What's certain is Israel's determination to forever crush terrorist
factions in both Lebanon and the Gaza Strip that fire rockets into
Israel and dispatch suicide bombers against blameless civilians.

History teaches it doesn't work. Massive counter strikes against an
elusive enemy tend only to increase the enemy's resolution and build
political sympathy for its aims. Consider the American experience
in Vietnam.

Like it or not, Canada has been drawn in. When Prime Minister Stephen
Harper echoed the White House in declaring Israel's massive response
to be "measured," he abandoned two generations of a balanced Canadian
approach to the wars and politics of the region.

We are now considered staunchly pro-Israel. Things can only get worse
if Israel's demand for a NATO peace-keeping force at the border is
heeded and Canadians become part of that contingent.

Over a period of 20 years I made three journalistic journeys to
the Middle East - to Israel in 1971 and 1991 and Lebanon in 1980.
Memories of those trips flood back every time CNN does a report from
the front.

The first volley of Hezbollah missiles in early July landed on Safed, a
town that figured in Cabalistic mystery and history in past centuries.

Thirty-five years ago last January, I spent an afternoon there,
interviewing Israelis under attack from El Fatah (PLO) guerrillas
on the Lebanese border. I took pictures of shell-holes in a dozen
homes and heard first-hand how locals spent nights huddled in their
basements.

Later that same week, I covered an angry Druzian demonstration in
Dalyat El Carmel, where Palestinian terrorists had kidnapped and
beheaded a farmer a few days before. Israel's deputy prime minister
was helicoptered in to vow the crime would be avenged. Such was the
troubled Israeli/Lebanese border in the winter of 1971.

In Tel Aviv at the end of that week, I met future prime minister
Menachem Begin, one-time leader of the anti-British guerilla gang,
the Irgun Svai Leumi.

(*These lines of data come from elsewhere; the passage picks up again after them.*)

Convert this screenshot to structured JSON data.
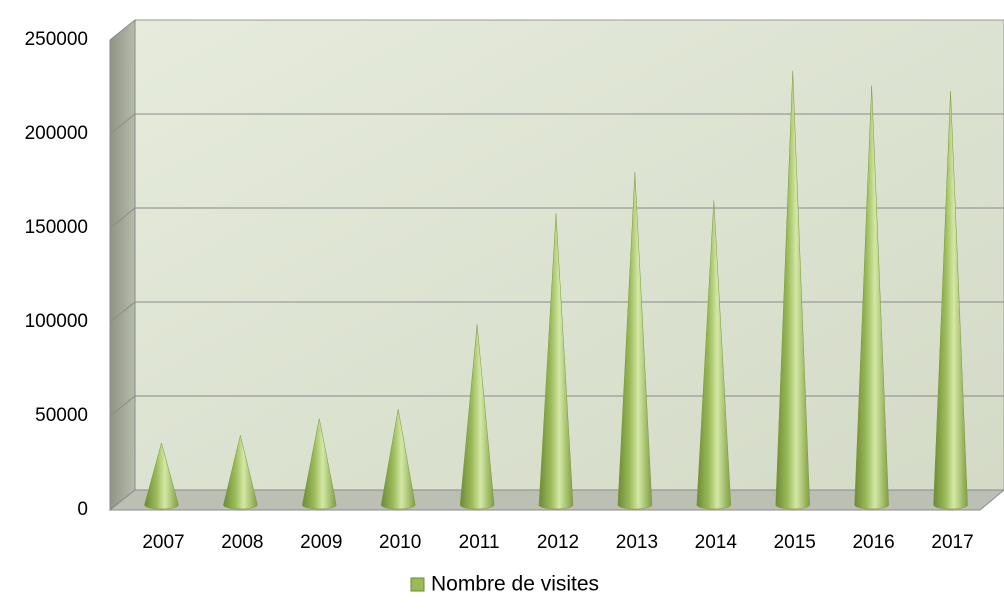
{
  "chart_data": {
    "type": "cone",
    "categories": [
      "2007",
      "2008",
      "2009",
      "2010",
      "2011",
      "2012",
      "2013",
      "2014",
      "2015",
      "2016",
      "2017"
    ],
    "series": [
      {
        "name": "Nombre de visites",
        "color": "#9bbb59",
        "values": [
          33000,
          37000,
          46000,
          51000,
          96000,
          155000,
          177000,
          162000,
          231000,
          223000,
          220000
        ]
      }
    ],
    "ylim": [
      0,
      250000
    ],
    "yticks": [
      0,
      50000,
      100000,
      150000,
      200000,
      250000
    ],
    "grid": true,
    "legend": "bottom"
  }
}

He called his former warriors peace fighters,
justified rebels, as had been the slave Spartacus, facing down Roman
power in ancient times. By contrast, the PLO were ruthless thugs,
without a legitimate cause. Israel was under siege, he declared,
and would take whatever measures were necessary to survive. After
three and a half decades the players have changed, but not the script.

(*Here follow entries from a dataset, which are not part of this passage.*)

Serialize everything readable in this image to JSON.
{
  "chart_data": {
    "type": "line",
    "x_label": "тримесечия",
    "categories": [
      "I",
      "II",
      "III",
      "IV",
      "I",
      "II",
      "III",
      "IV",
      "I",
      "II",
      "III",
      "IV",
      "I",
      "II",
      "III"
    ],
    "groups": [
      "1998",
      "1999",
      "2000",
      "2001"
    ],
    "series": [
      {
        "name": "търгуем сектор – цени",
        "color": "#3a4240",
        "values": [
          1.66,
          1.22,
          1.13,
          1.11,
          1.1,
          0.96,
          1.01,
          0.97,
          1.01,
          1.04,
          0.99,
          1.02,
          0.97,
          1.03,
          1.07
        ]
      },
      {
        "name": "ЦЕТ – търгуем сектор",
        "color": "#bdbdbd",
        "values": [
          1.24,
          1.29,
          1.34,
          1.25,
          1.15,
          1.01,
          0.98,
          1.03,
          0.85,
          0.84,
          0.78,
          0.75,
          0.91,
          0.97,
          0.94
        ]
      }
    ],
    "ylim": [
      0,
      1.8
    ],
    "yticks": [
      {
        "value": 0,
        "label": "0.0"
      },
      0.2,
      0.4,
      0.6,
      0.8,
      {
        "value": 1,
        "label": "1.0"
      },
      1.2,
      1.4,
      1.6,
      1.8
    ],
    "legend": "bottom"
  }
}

Nine years later, in April 1980, Eileen and I were in Lebanon,
gathering material for a documentary on the 65th anniversary of
the Armenian genocide. After 10 years of a civil conflict that
pitted Maronite Christians against Muslims, Beirut was a city in
ruins, enjoying a rare truce in the war. Lull or not, shells still
went whomp in the night and rifle fire was common. Palestinians and
Syrians maintained their own militias, generally supporting the Shiite
Muslims. Christian Armenians declared their neutrality and refused
to be drawn in by the Maronites. For protection they relied on the PLO.

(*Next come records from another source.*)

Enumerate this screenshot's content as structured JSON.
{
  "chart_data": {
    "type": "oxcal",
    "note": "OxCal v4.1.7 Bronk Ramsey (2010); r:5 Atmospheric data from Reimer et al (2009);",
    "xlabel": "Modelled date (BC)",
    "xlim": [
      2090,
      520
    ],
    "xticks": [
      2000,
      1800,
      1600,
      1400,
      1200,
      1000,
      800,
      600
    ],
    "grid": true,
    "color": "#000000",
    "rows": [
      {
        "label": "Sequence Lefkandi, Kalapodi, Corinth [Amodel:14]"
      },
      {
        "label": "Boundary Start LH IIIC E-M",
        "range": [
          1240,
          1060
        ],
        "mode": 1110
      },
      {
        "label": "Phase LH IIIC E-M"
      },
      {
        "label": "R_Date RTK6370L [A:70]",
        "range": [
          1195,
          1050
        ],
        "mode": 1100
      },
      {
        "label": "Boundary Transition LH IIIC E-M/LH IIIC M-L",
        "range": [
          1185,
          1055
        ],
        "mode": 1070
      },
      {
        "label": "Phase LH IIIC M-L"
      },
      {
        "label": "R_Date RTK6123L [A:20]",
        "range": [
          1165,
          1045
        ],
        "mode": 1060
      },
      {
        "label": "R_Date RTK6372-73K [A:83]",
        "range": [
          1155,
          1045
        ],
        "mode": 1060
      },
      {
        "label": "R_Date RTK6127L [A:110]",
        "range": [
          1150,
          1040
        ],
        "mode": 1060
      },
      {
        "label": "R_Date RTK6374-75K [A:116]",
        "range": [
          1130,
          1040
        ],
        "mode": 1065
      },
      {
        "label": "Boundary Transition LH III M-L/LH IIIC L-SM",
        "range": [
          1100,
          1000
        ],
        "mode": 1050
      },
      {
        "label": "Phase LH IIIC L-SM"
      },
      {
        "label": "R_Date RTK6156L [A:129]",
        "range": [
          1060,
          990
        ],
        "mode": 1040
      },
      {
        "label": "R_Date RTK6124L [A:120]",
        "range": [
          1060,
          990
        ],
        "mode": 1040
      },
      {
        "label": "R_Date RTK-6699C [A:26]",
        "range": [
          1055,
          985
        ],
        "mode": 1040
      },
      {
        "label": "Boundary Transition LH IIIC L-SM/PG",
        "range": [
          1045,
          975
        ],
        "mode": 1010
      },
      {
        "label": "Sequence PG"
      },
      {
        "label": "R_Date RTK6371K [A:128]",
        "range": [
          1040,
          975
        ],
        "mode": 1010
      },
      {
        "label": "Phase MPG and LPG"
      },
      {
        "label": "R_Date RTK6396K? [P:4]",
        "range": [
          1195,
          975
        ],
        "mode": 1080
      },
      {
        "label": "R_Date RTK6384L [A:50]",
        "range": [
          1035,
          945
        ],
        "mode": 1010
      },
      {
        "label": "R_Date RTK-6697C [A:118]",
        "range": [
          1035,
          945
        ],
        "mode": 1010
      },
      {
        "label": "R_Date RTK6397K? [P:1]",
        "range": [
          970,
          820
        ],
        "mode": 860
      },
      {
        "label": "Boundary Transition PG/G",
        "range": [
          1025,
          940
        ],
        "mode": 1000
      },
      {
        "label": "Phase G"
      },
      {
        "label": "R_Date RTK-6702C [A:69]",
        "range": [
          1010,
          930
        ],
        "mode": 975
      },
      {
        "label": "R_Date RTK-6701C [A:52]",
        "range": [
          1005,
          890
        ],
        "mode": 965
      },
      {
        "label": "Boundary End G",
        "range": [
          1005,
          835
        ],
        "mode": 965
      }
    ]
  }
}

Once more, we discovered nothing was simple or certain in a region of
complex politics, ancient hatreds and competing faiths. After a week,
we departed with huge relief, for the Soviet Union.

My final trip to the region was in 1991, retracing the route of
my Israeli journey 20 years before. Tel Aviv had doubled in size;
Jerusalem's skyline was dotted with skyscrapers. Pilgrims of all major
faiths crowded the narrow streets of the old city, studiously ignoring
one another. I revisited the Masada plateau on the Dead Sea, and all
the Biblical sites - Bethlehem, Jericho, Nazareth and the Galilean
Hills (where I lunched at a dude ranch). I even returned to Dalyat El
Carmel, site of the Druzian demonstration two decades before. What had
been a rural hamlet was now a small city of large, western style homes.

There were changes everywhere, but not in the resolve of the people.
The land they proclaimed in 1948 was still holy ground, to be defended
from all enemies at whatever cost. Summer 2006 is just one more
chapter in a story that seems as endless as it is ancient.